Erfolgreiche Verfas­sungs­be­schwerde gegen Wohnungs­durch­suchung und Beschlagnahme eines MobiltelefonsBundes­ver­fas­sungs­gericht stärkt Rechte der Bürger bei Durchsuchungen

Die Verfas­sungs­be­schwerde (Vb) des Beschwer­de­führers (Bf), der sich gegen die Durchsuchung seiner Wohnung durch die Polizei und die anschließende Beschlagnahme seines Mobiltelefons wandte, war erfolgreich. Die 3. Kammer des Zweiten Senats hob die angegriffenen Beschlüsse des Amtsgerichts (AG) und Landgerichts (LG) auf und verwies die Sache an das LG zurück.

Sachverhalt:

Die Polizei ermittelte in einer Serie von Einbruch- und Autodiebstählen. Vor dem Haus, in dem der Bf eine von 15 Wohnungen bewohnte, wurde ein Fahrzeug aufgefunden, das mit einem gestohlenen Kennzeichen versehen war. Aufgrund des Hinweises eines Hausbewohners suchten Polizeibeamte gegen 17.00 Uhr den Bf in seiner Wohnung auf, der eine Verbindung zu dem Fahrzeug abstritt. Bei der Sicherstellung des Fahrzeugs stellte die Polizei fest, dass das Fahrzeug bei der Diebstahlsserie entwendet worden war. Gegen 19.00 Uhr suchten die Polizeibeamten den Bf erneut auf. Sie durchsuchten seine Wohnung und beschlagnahmten sein Mobiltelefon, um eventuell geführte Gespräche in der Zeit zwischen dem ersten und dem zweiten Aufsuchen zu ermitteln. Nach Auswertung der in dem Mobiltelefon und der SIM-Karte gespeicherten Daten gab die Polizei das Gerät dem Bf zurück. Der Tatverdacht bestätigte sich nicht.

Das AG erklärte die Durchsuchung und Beschlagnahme für rechtmäßig. Auf die Beschwerde des Bf hin bestätigte das LG die Rechtmäßigkeit der Durchsuchung. Zur Beschlagnahme stellte es fest, dass hierüber nachträglich nicht mehr entschieden werden könne, da mit der Herausgabe des Mobiltelefons das Rechts­schutz­be­dürfnis entfallen sei. Die Vb des Bf hatte Erfolg.
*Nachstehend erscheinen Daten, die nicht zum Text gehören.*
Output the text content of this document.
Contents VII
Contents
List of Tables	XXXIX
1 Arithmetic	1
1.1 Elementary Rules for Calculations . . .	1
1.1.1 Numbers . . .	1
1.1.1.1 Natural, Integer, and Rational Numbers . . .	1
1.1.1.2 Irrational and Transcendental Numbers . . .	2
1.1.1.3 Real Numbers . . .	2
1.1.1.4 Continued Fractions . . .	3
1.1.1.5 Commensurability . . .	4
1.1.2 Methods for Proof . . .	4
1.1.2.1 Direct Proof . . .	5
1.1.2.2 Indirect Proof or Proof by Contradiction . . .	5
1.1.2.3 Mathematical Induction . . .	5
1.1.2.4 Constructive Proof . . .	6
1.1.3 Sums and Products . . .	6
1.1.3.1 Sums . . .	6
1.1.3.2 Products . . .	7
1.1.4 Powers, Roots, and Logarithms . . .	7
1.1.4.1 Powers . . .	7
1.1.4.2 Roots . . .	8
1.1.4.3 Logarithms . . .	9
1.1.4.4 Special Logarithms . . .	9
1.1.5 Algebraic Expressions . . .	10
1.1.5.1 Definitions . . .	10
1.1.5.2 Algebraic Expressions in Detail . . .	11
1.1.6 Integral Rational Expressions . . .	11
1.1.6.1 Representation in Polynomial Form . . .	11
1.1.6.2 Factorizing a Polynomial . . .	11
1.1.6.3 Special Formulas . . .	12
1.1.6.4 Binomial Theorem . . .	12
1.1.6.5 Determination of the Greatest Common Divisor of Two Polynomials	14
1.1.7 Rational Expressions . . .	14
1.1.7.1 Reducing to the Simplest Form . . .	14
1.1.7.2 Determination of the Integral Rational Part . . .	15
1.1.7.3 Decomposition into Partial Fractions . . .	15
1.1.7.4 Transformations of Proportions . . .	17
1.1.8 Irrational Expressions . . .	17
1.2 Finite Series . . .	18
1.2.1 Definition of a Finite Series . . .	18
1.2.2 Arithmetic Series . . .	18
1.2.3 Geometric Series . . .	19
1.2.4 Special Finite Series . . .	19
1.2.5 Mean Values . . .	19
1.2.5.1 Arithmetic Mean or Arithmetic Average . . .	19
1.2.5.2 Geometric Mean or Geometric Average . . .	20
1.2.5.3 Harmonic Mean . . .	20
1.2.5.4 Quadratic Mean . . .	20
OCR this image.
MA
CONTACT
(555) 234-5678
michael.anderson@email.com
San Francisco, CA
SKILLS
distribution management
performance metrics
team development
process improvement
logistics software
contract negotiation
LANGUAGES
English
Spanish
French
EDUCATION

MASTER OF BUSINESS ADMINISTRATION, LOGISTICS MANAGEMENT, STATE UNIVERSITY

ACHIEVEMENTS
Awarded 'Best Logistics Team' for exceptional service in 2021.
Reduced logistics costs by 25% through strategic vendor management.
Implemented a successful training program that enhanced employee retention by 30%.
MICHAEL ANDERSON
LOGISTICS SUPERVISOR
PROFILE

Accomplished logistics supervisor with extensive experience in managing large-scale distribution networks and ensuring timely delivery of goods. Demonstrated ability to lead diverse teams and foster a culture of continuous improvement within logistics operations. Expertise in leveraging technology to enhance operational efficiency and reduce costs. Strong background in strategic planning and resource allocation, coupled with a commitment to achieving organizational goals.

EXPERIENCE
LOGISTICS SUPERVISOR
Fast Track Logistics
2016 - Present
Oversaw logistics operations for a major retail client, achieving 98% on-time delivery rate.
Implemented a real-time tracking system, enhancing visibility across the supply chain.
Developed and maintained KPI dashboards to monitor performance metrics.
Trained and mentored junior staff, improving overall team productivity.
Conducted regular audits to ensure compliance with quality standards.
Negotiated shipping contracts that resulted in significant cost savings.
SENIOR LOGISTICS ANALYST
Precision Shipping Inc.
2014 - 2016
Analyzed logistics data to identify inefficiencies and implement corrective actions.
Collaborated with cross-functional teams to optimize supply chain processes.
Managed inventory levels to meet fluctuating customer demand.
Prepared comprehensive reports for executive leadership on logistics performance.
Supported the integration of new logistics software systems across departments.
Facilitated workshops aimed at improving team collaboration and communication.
Der Entscheidung liegen im Wesentlichen folgende Erwägungen zu Grunde:

Die angegriffenen Beschlüsse verletzen den Bf in seinem Grundrecht aus Art. 13 Abs. 1 und 2 GG (Unver­letz­lichkeit der Wohnung) und seinem Grundrecht aus Art. 19 Abs. 4 GG (Gewährung effektiven Rechtsschutzes).

Wohnungs­durch­suchung:

Es bestehen keine Anhaltspunkte, dass die für eine Wohnungs­durch­suchung grundsätzlich erforderliche Anordnung durch einen Richter wegen Gefahr im Verzug entbehrlich gewesen sein könnte. In der Dokumentation der Polizeibeamten, die nicht einmal den Versuch unternommen haben, einen richterlichen Beschluss zu erwirken, finden sich keine Erwägungen zur besonderen Dringlichkeit der Durchsuchung. Auch die nach dem ersten Aufsuchen neu gewonnenen Erkenntnisse ließen die Dringlichkeit der Durchsuchung nicht offenkundig erscheinen. Im Gegenteil: Gerade wenn die Polizeibeamten den Bf nun einem organisierten Täterkreis zurechneten, hätte sich ihnen die Überlegung aufdrängen müssen, dass er auf das erste Aufsuchen gegen 17.00 Uhr reagieren und Beweismittel beiseite schaffen würde, so dass eine Durchsuchung als zwecklos und unver­hält­nismäßig erscheinen musste.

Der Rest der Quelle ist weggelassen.